The hotel in Kellogg is also as Snyder described it in his narrative, a rustic lodge on a lake with icy views of the frozen water and forest.
After a brief stop at their rooms, the agents meet in the restaurant. Antique mining equipment makes up the décor. It is an apt metaphor. She and Agent Snyder are mining.
It is only after they have ordered their meal that he addresses the issue. “I know we’re waiting for a memory to shake loose. Some kind of proof.”
She does not need to ask. If it had, he would have told her.
He continues, “I remember the mine memorial. And I remember this hotel, being here with Matthew. All I can say is that I was here. And I know it was a case.”
He sounds haunted.
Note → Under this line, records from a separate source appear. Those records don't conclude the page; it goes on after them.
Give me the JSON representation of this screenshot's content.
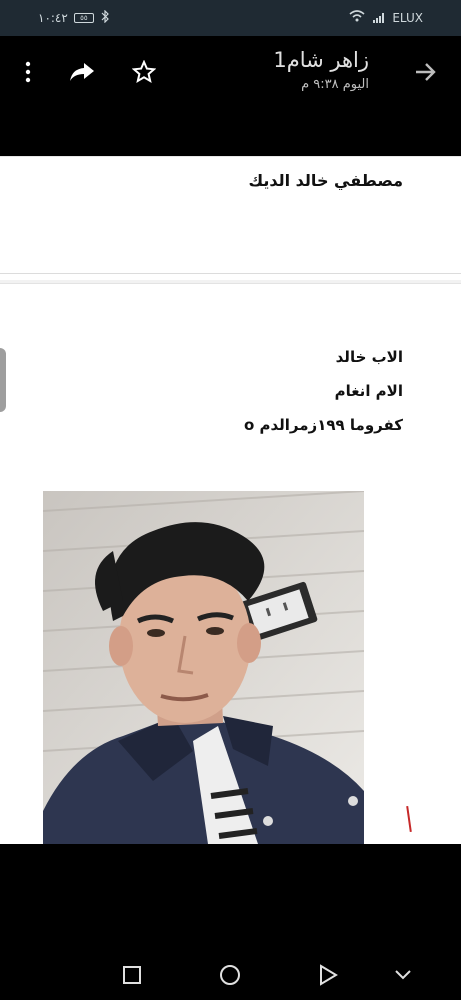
{
  "status_bar": {
    "time": "١٠:٤٢",
    "battery": "٥٥",
    "carrier": "ELUX"
  },
  "app_bar": {
    "title": "زاهر شام1",
    "subtitle": "اليوم ٩:٣٨ م",
    "icons": [
      "more-vert-icon",
      "share-icon",
      "star-icon",
      "arrow-forward-icon"
    ]
  },
  "message": {
    "sender_line": "مصطفي خالد الديك",
    "lines": [
      "الاب خالد",
      "الام انغام",
      "كفروما ١٩٩زمرالدم o"
    ]
  },
  "nav_bar": {
    "icons": [
      "square-icon",
      "circle-icon",
      "triangle-icon",
      "chevron-down-icon"
    ]
  },
  "colors": {
    "status_bg": "#1f2a33",
    "app_bg": "#000000",
    "doc_bg": "#ffffff",
    "mark": "#c62828"
  }
}
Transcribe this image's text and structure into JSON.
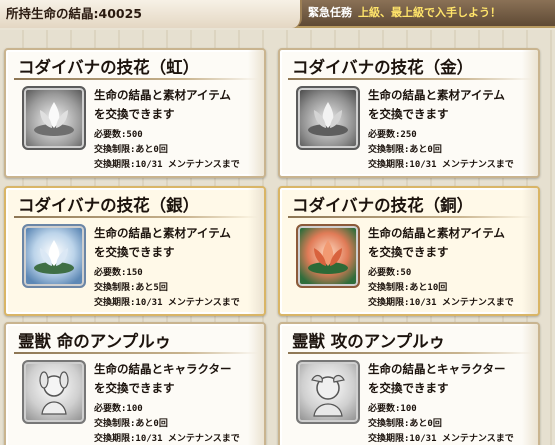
{
  "header": {
    "crystal_label": "所持生命の結晶:40025",
    "notice_label": "緊急任務",
    "notice_message": "上級、最上級で入手しよう！"
  },
  "cards": [
    {
      "title": "コダイバナの技花（虹）",
      "desc1": "生命の結晶と素材アイテム",
      "desc2": "を交換できます",
      "required": "必要数:500",
      "limit": "交換制限:あと0回",
      "deadline": "交換期限:10/31 メンテナンスまで",
      "icon": "lotus-rainbow-icon"
    },
    {
      "title": "コダイバナの技花（金）",
      "desc1": "生命の結晶と素材アイテム",
      "desc2": "を交換できます",
      "required": "必要数:250",
      "limit": "交換制限:あと0回",
      "deadline": "交換期限:10/31 メンテナンスまで",
      "icon": "lotus-gold-icon"
    },
    {
      "title": "コダイバナの技花（銀）",
      "desc1": "生命の結晶と素材アイテム",
      "desc2": "を交換できます",
      "required": "必要数:150",
      "limit": "交換制限:あと5回",
      "deadline": "交換期限:10/31 メンテナンスまで",
      "icon": "lotus-silver-icon"
    },
    {
      "title": "コダイバナの技花（銅）",
      "desc1": "生命の結晶と素材アイテム",
      "desc2": "を交換できます",
      "required": "必要数:50",
      "limit": "交換制限:あと10回",
      "deadline": "交換期限:10/31 メンテナンスまで",
      "icon": "lotus-bronze-icon"
    },
    {
      "title": "霊獣 命のアンプルゥ",
      "desc1": "生命の結晶とキャラクター",
      "desc2": "を交換できます",
      "required": "必要数:100",
      "limit": "交換制限:あと0回",
      "deadline": "交換期限:10/31 メンテナンスまで",
      "icon": "spirit-beast-life-icon"
    },
    {
      "title": "霊獣 攻のアンプルゥ",
      "desc1": "生命の結晶とキャラクター",
      "desc2": "を交換できます",
      "required": "必要数:100",
      "limit": "交換制限:あと0回",
      "deadline": "交換期限:10/31 メンテナンスまで",
      "icon": "spirit-beast-attack-icon"
    }
  ]
}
According to Roarke, he was never here. Singh does not know what to believe.
“I know,” he says. “One of us is wrong.”
She smiles, with effort. “It has been a long day, a long drive. We will investigate the town in the morning. We are just beginning,” she assures him. But inside she is not so sure.
She looks out the tall black windows and sees the moon rising over the tops of pine trees, nearing full.
What is the truth? How can we get to it?
When Agent Snyder goes upstairs for the night, she lingers in the lobby.
And then, she pushes out through the front doors, into the night.
She must brace herself against the stinging cold. But the night is clear, and still. She walks down the front steps, and onto a landscaped path winding through the hotel grounds. The silence is intoxicating. The moon casts blue shadows on the glittering snow.
Ahead of her, the brush moves, startling her.
And she sees it.
A magnificent gray-white beast, with gleaming teeth, coal black eyes.
The wolf raises its shaggy head, and for a moment, they look at each other. Then it turns on powerful haunches and trots away.
Singh exhales, one long, slow, suspended breath.
And she thinks, There is more to this, here. Tomorrow we shall see.
Chapter 73
Yellowstone National Park, Wyoming – present
Cara
Mammoth Hot Springs Hotel is the only winter lodging in Yellowstone accessible by the relative anonymity of automobile. She has stayed here before during the off season. It is a known quantity, which makes it far less of a risk. And the winter sights are unworldly: the contrast of the bubbling, cauldron-like hot pools and geysers against the ice and snowdrifts, the live, ethereal mist.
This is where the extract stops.